L’exigibilité des créances contractuelles est établie par le respect des stipulations des prêts.
Le tribunal vérifie d’abord la régularité des quatre contrats de prêt produits, malgré une erreur d’orthographe sur le nom du gérant de la société débitrice. Il constate que les échéances impayées et les intérêts de retard correspondent aux tableaux d’amortissement et aux clauses contractuelles. La banque a respecté la procédure de mise en demeure et la déchéance du terme est valablement prononcée. Ainsi, pour ces quatre prêts, la créance est jugée certaine, liquide et exigible pour un total de 202 239,40 euros.

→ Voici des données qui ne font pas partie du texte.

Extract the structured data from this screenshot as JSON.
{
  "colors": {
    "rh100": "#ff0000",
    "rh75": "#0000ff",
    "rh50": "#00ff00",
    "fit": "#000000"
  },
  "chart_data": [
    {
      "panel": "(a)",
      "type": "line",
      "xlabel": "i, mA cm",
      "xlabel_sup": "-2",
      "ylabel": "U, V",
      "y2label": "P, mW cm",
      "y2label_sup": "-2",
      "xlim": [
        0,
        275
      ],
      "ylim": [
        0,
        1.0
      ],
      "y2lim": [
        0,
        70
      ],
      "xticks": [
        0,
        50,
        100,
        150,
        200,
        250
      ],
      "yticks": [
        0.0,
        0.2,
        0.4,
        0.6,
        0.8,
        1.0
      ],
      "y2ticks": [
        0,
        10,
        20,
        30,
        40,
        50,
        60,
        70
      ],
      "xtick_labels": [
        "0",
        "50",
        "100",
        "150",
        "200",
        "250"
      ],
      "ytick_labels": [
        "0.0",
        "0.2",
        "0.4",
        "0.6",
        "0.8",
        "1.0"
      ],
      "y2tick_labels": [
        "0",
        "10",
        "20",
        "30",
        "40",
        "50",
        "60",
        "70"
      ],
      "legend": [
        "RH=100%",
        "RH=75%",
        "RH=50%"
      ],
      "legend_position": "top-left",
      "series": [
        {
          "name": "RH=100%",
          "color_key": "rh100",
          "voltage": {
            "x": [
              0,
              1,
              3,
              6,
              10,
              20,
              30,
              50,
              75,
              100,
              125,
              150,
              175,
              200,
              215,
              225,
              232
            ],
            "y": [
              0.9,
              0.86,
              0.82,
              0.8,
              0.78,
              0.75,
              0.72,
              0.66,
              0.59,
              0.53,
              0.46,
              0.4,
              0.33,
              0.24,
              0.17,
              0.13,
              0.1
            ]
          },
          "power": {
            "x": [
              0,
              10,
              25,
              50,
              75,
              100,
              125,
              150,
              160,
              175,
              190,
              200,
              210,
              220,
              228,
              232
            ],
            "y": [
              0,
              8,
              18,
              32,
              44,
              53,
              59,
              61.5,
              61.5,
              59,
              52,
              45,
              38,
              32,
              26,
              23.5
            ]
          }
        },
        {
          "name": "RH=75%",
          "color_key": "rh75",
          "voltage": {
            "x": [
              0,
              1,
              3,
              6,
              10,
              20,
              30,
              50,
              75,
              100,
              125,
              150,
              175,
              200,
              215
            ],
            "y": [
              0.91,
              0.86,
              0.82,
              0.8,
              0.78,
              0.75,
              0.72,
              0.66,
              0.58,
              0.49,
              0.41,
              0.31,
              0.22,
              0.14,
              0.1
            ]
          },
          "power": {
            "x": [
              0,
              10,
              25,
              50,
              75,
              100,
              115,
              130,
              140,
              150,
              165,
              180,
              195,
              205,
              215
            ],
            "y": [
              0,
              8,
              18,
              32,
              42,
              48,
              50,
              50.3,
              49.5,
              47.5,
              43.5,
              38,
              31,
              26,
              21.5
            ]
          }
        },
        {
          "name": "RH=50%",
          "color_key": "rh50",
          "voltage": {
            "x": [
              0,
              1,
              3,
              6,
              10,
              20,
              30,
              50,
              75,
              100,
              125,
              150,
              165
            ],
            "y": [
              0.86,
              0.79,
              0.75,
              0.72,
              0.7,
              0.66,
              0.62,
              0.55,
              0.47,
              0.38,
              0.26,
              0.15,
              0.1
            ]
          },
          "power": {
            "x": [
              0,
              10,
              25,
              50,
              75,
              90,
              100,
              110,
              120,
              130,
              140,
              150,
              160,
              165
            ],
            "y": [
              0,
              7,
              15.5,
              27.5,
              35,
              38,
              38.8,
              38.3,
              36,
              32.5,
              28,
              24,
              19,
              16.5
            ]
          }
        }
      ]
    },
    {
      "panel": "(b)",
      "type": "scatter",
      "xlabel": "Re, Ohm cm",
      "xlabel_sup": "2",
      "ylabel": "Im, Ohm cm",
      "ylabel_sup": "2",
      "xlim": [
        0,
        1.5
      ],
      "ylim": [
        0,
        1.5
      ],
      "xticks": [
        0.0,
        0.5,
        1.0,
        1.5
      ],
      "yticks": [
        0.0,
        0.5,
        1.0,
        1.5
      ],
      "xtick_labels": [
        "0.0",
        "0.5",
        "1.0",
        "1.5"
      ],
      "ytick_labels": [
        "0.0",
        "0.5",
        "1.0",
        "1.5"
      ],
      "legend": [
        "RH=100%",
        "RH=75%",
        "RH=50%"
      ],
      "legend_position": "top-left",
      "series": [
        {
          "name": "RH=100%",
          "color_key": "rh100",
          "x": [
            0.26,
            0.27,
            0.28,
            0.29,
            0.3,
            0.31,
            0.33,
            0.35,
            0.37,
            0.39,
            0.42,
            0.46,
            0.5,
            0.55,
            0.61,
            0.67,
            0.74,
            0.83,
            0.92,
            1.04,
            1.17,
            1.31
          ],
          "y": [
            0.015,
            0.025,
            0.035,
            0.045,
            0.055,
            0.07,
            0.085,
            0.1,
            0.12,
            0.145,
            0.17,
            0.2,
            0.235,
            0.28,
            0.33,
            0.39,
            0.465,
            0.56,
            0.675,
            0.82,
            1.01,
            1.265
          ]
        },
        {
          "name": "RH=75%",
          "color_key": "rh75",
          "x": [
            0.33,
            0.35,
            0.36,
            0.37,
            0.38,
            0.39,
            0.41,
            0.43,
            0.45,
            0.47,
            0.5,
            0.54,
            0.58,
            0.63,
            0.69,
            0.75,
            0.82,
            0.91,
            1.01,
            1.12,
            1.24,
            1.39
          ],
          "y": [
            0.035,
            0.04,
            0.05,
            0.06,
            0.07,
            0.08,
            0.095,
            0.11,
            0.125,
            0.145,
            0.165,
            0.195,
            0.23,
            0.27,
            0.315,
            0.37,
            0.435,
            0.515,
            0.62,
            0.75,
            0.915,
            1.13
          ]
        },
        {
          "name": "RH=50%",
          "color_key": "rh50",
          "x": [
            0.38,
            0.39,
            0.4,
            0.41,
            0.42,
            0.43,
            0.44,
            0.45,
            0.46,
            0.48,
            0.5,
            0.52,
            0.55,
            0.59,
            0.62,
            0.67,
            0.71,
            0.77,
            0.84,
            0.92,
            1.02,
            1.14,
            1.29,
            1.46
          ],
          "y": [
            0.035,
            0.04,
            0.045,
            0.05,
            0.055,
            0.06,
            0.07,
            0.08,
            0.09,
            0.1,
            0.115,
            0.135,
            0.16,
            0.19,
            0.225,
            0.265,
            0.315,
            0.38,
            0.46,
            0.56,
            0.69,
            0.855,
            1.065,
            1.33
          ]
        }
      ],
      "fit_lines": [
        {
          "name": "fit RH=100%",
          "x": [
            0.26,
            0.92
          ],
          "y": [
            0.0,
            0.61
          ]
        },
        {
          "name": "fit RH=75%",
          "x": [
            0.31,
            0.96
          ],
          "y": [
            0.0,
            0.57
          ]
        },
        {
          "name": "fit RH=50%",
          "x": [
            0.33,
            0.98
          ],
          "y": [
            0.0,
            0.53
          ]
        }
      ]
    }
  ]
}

La portée de cette solution est de réaffirmer la force obligatoire des contrats de prêt, même en l’absence de comparution du débiteur. Le juge se fonde sur les dispositions des articles 1103 et 1104 du code civil pour rappeler que « les contrats légalement formés tiennent lieu de loi à ceux qui les ont faits » (Motifs). La valeur de cette décision est de sécuriser les créanciers bancaires face à des emprunteurs défaillants, en exigeant une simple vérification documentaire.
La preuve de l’existence d’un prêt peut être rapportée par des éléments autres que le contrat écrit.
Pour le cinquième prêt, le contrat original a été perdu par la banque, ce qui l’empêche de prononcer la déchéance du terme. Le tribunal se tourne alors vers le tableau d’amortissement et le relevé de compte bancaire pour démontrer la réalité du prêt et les versements effectués. Il constate que le prêt est arrivé à son terme le 5 avril 2025 et que les impayés sont devenus exigibles, rendant la demande de résolution judiciaire sans objet.
Cette approche illustre une souplesse probatoire en matière commerciale, où la preuve peut être libre. Le juge admet que des documents comptables et des mouvements bancaires suffisent à établir l’existence d’une convention de crédit. La portée est de protéger le créancier même en cas de perte du support écrit, à condition de démontrer l’exécution du contrat par les deux parties.
La capitalisation des intérêts est ordonnée conformément à l’article 1343-2 du code civil.
Le tribunal fait droit à la demande de capitalisation des intérêts échus pour une année entière, comme le permet la loi. Il condamne également la société débitrice aux dépens et à une indemnité de 2 000 euros sur le fondement de l’article 700 du code de procédure civile. Enfin, il rappelle le caractère exécutoire par provision de la décision.
La valeur de cette décision est de rappeler les mécanismes de protection du créancier, notamment l’anatocisme légal. La portée pratique est d’inciter les emprunteurs à honorer leurs engagements ou à comparaître pour contester les demandes, sous peine de voir leur dette alourdie par les intérêts composés et les frais de procédure.